Paul Hodges: Quantitative easing could become the next sub-prime


Sub-prime created the market disaster of 2008/9 and I can see QE having a similar effect and soon.

Central bankers have been like generals in the past few years, focusing all their energies on fighting the last war. Ben Bernanke’s famous “apology” to Milton Friedman in 2002, was just one early indication of their approach: “Regarding the Great Depression. You’re right, we did it. We’re very sorry. But thanks to you, we won’t do it again.”

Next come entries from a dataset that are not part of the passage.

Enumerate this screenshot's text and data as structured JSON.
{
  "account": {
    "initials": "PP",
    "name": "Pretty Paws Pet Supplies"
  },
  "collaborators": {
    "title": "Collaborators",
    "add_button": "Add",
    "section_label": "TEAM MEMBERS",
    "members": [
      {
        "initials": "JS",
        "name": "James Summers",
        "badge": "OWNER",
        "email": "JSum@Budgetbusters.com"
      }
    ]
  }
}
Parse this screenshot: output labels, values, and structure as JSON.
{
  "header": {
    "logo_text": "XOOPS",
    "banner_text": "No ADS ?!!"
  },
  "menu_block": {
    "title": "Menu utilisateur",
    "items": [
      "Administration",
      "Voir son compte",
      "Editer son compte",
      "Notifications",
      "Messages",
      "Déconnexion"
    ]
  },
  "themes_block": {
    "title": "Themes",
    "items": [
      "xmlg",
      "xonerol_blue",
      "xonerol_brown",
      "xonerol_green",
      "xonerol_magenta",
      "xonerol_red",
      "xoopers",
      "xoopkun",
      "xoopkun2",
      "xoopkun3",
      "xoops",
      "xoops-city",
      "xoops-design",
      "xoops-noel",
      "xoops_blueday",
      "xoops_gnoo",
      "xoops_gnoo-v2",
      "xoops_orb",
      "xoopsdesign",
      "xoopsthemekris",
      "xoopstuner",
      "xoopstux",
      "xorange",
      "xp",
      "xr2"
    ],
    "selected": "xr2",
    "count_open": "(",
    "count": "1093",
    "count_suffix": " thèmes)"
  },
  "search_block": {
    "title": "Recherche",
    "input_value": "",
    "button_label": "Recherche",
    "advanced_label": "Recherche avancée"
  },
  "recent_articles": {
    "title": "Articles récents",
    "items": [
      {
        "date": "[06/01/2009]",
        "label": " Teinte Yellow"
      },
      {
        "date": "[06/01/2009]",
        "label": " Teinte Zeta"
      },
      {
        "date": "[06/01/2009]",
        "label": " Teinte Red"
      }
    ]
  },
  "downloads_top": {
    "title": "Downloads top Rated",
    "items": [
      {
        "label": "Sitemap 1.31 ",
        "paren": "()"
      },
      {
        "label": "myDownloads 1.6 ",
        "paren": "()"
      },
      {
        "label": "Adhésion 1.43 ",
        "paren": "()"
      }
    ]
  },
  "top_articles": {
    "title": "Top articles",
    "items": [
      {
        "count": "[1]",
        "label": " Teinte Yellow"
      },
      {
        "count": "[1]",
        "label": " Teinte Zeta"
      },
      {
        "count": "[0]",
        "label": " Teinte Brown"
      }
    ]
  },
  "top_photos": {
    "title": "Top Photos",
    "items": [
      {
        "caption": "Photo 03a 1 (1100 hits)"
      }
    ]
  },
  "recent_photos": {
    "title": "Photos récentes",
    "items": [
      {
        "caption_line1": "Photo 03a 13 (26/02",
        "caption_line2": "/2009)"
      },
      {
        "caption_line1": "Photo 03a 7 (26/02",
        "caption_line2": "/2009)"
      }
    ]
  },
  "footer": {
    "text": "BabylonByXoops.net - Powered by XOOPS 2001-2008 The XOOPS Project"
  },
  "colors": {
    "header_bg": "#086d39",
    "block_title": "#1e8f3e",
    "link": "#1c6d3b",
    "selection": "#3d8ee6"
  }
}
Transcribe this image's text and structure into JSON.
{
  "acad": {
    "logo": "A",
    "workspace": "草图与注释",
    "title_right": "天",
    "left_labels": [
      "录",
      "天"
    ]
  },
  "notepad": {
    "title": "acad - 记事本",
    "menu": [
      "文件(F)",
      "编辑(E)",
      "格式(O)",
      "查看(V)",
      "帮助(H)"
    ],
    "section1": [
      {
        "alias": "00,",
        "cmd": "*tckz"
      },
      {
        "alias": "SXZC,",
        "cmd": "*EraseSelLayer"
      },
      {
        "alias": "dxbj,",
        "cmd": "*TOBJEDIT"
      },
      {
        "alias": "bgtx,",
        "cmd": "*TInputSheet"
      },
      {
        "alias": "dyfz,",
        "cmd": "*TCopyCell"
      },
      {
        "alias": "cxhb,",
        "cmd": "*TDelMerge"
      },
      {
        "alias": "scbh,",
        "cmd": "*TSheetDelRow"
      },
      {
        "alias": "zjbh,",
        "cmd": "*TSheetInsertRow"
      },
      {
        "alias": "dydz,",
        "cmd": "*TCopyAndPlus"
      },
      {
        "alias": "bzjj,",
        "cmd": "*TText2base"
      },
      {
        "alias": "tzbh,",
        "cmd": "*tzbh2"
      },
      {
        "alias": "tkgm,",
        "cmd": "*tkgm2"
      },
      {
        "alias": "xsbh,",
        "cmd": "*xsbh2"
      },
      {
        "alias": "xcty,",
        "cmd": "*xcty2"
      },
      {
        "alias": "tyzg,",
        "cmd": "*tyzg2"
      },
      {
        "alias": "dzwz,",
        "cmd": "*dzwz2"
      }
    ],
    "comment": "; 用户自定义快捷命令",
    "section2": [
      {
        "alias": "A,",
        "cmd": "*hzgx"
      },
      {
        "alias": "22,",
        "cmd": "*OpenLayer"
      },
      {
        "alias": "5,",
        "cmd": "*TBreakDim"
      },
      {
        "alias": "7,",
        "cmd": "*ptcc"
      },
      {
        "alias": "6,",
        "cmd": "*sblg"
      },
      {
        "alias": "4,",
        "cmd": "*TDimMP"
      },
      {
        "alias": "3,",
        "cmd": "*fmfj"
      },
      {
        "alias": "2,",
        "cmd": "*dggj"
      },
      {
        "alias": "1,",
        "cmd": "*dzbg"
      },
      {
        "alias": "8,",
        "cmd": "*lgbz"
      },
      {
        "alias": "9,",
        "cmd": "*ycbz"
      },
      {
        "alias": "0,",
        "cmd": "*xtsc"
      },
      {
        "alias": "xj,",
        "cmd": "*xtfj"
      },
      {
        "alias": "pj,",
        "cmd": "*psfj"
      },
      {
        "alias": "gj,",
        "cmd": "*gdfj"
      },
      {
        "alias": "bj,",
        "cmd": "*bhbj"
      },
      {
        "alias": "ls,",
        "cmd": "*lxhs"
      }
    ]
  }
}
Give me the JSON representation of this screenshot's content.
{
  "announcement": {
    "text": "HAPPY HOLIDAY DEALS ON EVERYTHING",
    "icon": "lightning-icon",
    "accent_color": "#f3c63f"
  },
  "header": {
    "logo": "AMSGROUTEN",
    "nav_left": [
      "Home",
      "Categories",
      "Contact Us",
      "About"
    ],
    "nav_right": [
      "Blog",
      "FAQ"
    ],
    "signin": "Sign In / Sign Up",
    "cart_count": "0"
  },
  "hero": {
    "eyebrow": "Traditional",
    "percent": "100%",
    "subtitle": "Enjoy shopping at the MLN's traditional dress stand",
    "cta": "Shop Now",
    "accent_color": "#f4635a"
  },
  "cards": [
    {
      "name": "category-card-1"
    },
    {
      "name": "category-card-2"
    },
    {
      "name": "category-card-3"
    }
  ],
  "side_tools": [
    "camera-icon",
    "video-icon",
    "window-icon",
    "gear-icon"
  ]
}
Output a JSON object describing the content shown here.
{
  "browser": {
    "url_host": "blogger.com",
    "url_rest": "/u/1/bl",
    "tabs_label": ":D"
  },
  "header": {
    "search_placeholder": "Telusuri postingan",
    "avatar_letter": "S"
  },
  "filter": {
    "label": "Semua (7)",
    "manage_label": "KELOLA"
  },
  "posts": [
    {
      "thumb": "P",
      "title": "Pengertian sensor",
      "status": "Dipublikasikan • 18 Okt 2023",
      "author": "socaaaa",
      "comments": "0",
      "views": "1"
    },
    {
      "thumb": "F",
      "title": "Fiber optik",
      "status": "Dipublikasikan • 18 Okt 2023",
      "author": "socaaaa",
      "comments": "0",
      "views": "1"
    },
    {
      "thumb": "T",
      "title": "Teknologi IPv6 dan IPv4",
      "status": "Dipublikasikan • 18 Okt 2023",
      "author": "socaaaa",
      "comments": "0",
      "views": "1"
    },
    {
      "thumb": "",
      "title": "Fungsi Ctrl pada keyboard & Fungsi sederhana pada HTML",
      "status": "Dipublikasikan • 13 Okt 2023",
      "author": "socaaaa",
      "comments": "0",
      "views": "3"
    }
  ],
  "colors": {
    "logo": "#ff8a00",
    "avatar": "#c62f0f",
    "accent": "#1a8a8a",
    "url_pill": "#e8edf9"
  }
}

Since then, they have based their programmes on outdated and unreliable theories from former gurus such as Milton Friedman and Franco Modigliani:

  • Friedman didn’t realise that a Baby Boom was taking place when he developed his theory that “inflation is always and everywhere a monetary phenomenon”. He therefore confused cause and effect, as hindsight tells us it was clearly excess demand from the young Boomers – when supply was literally “bombed-out” after World War 2 – that caused the inflationary problems of the 1960s/1970s
  • Modigliani’s lifecycle consumption theory was similarly flawed.  His view that people would even out their consumption in the best possible manner over their lifetimes appeared to make sense in the 1950s, when most people died before or close to pension age. But it makes no sense at all when 65-year-old Western pensioners now have 20 years of unexpected life expectancy ahead of them

Both Friedman and Modigliani can be forgiven their mistakes, as there was no reliable data at the time they were working, to explain the errors in their thinking.  But today’s central bankers have no such excuse. Western fertility rates have been below the replacement level of 2.1 babies/couple since 1970 – making it obvious that spending and hence economic growth would slow, and then probably decline, as the Boomers moved into retirement. And slowing demand would automatically reduce inflation, no matter what they did to the monetary supply.

Investors have chosen to ignore these factors until recently. Instead they have taken advantage of the free cash available from central banks to boost the prices of financial assets – whether these were commodities such as oil and copper, houses or stocks and shares. But all good things come to an end. And instead, they are becoming unpleasantly aware that if central banks really don’t know what is happening in the real economy, then populist solutions provided by Donald Trump or Brexit leaders may end up causing chaos in their markets.

The problem has been well summarised by William White, who correctly forecast the 2008 subprime crash whilst chief economist at the Bank for International Settlements, the central bankers’ bank. Now with the OECD, he warned at Davos earlier this year that the failure of QE means that the world will have to revive the Old Testament concept of “debt jubilees“, with much of today’s debt being written off:

“Debts have continued to build up over the last eight years and they have reached such levels in every part of the world that they have become a potent cause for mischief. Emerging markets were part of the solution after the Lehman crisis. Now they are part of the problem, too.

“It will become obvious in the next recession that many of these debts will never be serviced or repaid, and this will be uncomfortable for a lot of people who think they own assets that are worth something. The only question is whether we are able to look reality in the eye and face what is coming in an orderly fashion, or whether it will be disorderly”

Five-thousand years ago the ancient Sumerians and Babylonians recognised that debt grows exponentially and much faster than the real economy. Though painful for some individuals, the forgiveness of debts was seen as the optimum solution for the economy.

It may be a mistake to fight the last war, but that does not mean history cannot still teach us useful things.

Paul Hodges is chief strategist at The pH Report.